12 Things You Didn't Know About The Evil Dead Movies
He's met his share of Deadites, but Ash has hung with Freddy, Jason, and Spider-Man too...
“Klaatu barada nikto” is the phrase that starts off all the trouble in the Evil Dead franchise. It's also lifted word-for-word from the classic 1951 science fiction film, The Day the Earth Stood Still. Sam Raimi's series of darkly comedic horror films are cult prospects for a reason, and dorky little in-jokes like that is just one explanation for their success.
Beginning with The Evil Dead in 1981, made on an incredibly low budget by Raimi and a group of mostly unknown actors – amongst them Bruce Campbell, who became a B-movie star thanks to his later collaborations with the director – and continuing with a slapstick sequel, medieval threequel and 2013 remake, the series has been summoned again.

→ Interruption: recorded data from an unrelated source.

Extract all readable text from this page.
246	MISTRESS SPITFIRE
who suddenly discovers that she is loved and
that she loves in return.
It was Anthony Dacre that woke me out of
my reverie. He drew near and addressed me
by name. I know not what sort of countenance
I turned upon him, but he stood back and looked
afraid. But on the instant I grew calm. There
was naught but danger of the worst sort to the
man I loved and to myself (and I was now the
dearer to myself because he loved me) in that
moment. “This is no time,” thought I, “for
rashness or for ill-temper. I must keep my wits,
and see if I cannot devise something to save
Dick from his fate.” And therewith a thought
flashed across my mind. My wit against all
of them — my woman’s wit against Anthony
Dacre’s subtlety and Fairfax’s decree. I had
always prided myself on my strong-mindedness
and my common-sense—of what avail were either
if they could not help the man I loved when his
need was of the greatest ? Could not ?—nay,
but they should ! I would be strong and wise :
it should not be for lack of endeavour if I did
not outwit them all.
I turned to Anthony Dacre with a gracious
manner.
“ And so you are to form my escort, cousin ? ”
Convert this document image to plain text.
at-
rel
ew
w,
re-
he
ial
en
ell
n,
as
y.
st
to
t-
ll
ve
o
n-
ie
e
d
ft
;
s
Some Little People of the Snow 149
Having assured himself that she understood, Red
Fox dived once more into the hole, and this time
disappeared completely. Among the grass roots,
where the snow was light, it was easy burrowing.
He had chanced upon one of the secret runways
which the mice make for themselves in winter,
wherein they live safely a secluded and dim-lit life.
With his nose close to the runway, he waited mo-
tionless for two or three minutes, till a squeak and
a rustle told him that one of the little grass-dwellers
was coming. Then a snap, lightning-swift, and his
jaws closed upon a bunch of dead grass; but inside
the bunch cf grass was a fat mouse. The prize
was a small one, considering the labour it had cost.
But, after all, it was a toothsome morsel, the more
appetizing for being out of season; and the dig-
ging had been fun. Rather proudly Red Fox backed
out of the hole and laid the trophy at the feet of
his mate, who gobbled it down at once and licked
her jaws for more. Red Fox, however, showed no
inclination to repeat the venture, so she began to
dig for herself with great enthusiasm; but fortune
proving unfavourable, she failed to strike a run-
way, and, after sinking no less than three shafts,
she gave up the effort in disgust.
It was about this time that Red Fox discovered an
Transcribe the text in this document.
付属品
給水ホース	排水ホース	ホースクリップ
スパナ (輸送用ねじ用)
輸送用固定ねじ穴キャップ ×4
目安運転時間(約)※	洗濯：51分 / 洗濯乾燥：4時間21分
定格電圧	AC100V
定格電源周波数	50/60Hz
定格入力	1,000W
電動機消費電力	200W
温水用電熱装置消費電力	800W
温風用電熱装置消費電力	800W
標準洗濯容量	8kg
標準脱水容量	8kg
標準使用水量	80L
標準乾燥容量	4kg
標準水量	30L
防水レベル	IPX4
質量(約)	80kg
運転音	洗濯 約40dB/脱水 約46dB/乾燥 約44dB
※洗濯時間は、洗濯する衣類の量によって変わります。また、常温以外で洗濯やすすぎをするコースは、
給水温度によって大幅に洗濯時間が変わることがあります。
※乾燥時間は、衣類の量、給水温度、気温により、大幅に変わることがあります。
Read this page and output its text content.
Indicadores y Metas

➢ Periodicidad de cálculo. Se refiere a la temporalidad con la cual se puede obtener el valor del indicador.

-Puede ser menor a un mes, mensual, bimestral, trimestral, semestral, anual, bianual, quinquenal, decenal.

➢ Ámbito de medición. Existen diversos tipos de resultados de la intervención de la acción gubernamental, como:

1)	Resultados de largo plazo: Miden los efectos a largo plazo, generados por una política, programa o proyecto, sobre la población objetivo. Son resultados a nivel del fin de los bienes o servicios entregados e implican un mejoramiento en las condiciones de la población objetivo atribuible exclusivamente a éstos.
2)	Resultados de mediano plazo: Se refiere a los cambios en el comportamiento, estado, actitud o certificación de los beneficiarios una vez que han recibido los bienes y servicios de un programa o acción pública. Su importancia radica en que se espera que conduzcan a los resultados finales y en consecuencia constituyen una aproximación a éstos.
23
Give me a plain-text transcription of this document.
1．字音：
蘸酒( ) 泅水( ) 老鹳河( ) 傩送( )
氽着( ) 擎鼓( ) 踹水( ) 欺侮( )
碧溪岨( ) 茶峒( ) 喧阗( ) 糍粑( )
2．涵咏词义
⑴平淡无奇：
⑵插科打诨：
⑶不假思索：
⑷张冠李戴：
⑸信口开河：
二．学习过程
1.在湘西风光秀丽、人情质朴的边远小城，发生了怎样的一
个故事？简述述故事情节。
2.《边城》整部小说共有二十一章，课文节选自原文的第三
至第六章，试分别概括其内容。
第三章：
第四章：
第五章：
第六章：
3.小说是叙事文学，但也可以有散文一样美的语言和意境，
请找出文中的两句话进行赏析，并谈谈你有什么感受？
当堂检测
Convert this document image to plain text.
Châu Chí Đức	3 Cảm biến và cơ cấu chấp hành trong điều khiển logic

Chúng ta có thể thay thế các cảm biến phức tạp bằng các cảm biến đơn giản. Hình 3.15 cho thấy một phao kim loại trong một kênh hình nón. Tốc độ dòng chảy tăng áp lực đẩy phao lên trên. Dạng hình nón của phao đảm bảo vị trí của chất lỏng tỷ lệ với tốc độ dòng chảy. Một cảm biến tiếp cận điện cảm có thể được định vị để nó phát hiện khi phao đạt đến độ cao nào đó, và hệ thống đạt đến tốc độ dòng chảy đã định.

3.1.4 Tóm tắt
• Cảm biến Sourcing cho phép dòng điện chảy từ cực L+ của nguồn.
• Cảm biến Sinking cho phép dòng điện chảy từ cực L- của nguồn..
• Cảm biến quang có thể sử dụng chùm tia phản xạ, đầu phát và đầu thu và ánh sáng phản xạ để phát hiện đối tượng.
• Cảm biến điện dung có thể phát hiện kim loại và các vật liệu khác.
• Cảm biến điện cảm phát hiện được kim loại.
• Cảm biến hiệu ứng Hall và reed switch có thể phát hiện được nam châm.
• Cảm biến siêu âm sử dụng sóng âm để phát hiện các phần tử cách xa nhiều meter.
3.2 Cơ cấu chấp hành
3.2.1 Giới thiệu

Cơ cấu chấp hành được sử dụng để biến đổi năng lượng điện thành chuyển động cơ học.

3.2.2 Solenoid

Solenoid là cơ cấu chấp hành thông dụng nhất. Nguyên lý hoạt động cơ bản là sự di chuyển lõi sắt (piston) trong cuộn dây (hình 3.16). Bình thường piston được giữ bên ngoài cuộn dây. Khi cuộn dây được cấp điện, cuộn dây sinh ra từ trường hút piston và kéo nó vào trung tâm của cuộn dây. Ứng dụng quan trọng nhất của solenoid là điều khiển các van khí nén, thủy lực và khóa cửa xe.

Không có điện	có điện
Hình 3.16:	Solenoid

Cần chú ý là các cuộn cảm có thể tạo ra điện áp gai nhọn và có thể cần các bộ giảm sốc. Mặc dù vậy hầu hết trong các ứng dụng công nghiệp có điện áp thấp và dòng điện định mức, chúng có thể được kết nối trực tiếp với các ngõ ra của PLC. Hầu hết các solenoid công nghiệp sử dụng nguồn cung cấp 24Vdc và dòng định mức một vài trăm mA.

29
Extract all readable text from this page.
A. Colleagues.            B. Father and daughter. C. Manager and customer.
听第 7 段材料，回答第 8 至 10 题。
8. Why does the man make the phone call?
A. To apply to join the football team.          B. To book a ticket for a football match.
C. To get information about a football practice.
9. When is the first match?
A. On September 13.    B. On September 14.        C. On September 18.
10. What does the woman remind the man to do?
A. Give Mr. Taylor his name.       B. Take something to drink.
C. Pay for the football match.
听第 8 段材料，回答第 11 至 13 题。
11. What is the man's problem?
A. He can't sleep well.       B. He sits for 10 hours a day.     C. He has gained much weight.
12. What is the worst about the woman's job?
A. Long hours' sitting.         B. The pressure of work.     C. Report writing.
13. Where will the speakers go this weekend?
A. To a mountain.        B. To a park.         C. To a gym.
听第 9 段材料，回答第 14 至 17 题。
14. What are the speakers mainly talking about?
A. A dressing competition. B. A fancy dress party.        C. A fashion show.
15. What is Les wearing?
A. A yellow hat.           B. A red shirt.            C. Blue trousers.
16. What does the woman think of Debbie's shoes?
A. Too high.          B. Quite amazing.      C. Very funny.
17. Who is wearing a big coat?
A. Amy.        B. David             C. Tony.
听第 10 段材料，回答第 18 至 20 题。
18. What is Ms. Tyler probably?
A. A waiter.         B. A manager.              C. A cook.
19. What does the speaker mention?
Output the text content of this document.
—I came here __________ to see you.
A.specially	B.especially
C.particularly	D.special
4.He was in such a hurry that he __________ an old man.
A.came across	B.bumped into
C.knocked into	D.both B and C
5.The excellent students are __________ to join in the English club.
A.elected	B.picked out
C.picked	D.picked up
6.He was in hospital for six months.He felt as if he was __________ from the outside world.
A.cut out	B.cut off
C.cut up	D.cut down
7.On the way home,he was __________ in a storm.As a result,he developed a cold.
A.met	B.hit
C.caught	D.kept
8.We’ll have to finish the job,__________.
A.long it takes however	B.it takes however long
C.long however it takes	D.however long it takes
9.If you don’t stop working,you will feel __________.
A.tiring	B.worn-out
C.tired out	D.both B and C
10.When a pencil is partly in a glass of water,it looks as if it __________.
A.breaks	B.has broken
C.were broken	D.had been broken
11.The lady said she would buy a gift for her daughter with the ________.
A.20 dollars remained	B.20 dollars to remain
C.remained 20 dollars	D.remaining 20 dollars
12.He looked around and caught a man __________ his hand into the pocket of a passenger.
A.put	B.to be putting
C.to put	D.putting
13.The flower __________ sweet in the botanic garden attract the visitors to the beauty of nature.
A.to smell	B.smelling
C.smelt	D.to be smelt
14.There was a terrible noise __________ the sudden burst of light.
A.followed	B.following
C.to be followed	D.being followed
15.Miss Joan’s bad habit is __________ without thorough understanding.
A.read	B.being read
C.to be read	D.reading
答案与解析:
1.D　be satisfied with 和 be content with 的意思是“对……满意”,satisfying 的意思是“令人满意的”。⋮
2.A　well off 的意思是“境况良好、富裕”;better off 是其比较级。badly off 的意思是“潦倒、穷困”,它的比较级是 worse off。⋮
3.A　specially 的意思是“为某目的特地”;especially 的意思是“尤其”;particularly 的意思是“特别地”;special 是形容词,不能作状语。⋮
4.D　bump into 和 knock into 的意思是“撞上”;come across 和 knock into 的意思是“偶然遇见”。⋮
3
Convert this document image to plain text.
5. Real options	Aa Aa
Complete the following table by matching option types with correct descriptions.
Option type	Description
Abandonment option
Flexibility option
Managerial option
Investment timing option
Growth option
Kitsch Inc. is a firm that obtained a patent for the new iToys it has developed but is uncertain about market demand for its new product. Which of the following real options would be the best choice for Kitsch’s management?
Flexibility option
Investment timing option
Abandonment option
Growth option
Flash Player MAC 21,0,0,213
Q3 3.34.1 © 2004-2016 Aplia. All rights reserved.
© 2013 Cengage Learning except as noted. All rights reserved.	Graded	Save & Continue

Campbell's put-upon hero is going to be fighting the force of darkness again in Ash Vs Evil Dead, a TV series picking up the struggle against Deadites with just a boomstick and chainsaw hand. A trailer at Comic-Con 2015 was more than enough to get the franchise's obsessive fans hailing to the king once more, baby.
From those who watch the trilogy obsessively to the viewers who caught a bootlegged VHS of the original, banned film back in the eighties, there's a significant fan base for the Army Of Darkness out there. But even they may be ignorant to why there's multi-coloured blood in the second film, how different the third is in Japan, or when Ash met Spider-Man...
12. Evil Dead II Has Barely Any Red Blood
There are buckets of gore splattered across all the Evil Dead films, but the slapstick sequel might have the most viscera-per-minute. There's plenty of blood and guts in the original, but somehow – despite Evil Dead II nominally being a funnier, lighter riposte to its predecessor – the follow up lays on the Karo syrup even thicker.
Here's the thing though: film censors don't smile all that fondly on that much claret being traumatically spurted over the screen. A lot of the success of the first Evil Dead was down to its notoriety, being branded a Video Nasty in the UK and all. But the second film was funded by the legit De Laurentiis Entertainment Group. They wanted a wide release.
So, Sam Raimi found an ingenious way of getting around this Motion Picture Association of America edict: barely any of the blood in the film is actually, well, blood-coloured. If you pay attention, you'll see Bruce Campbell slipping over in oily expulsions, green slime, and occasionally splattered with bright red blood; but nothing realistic-looking.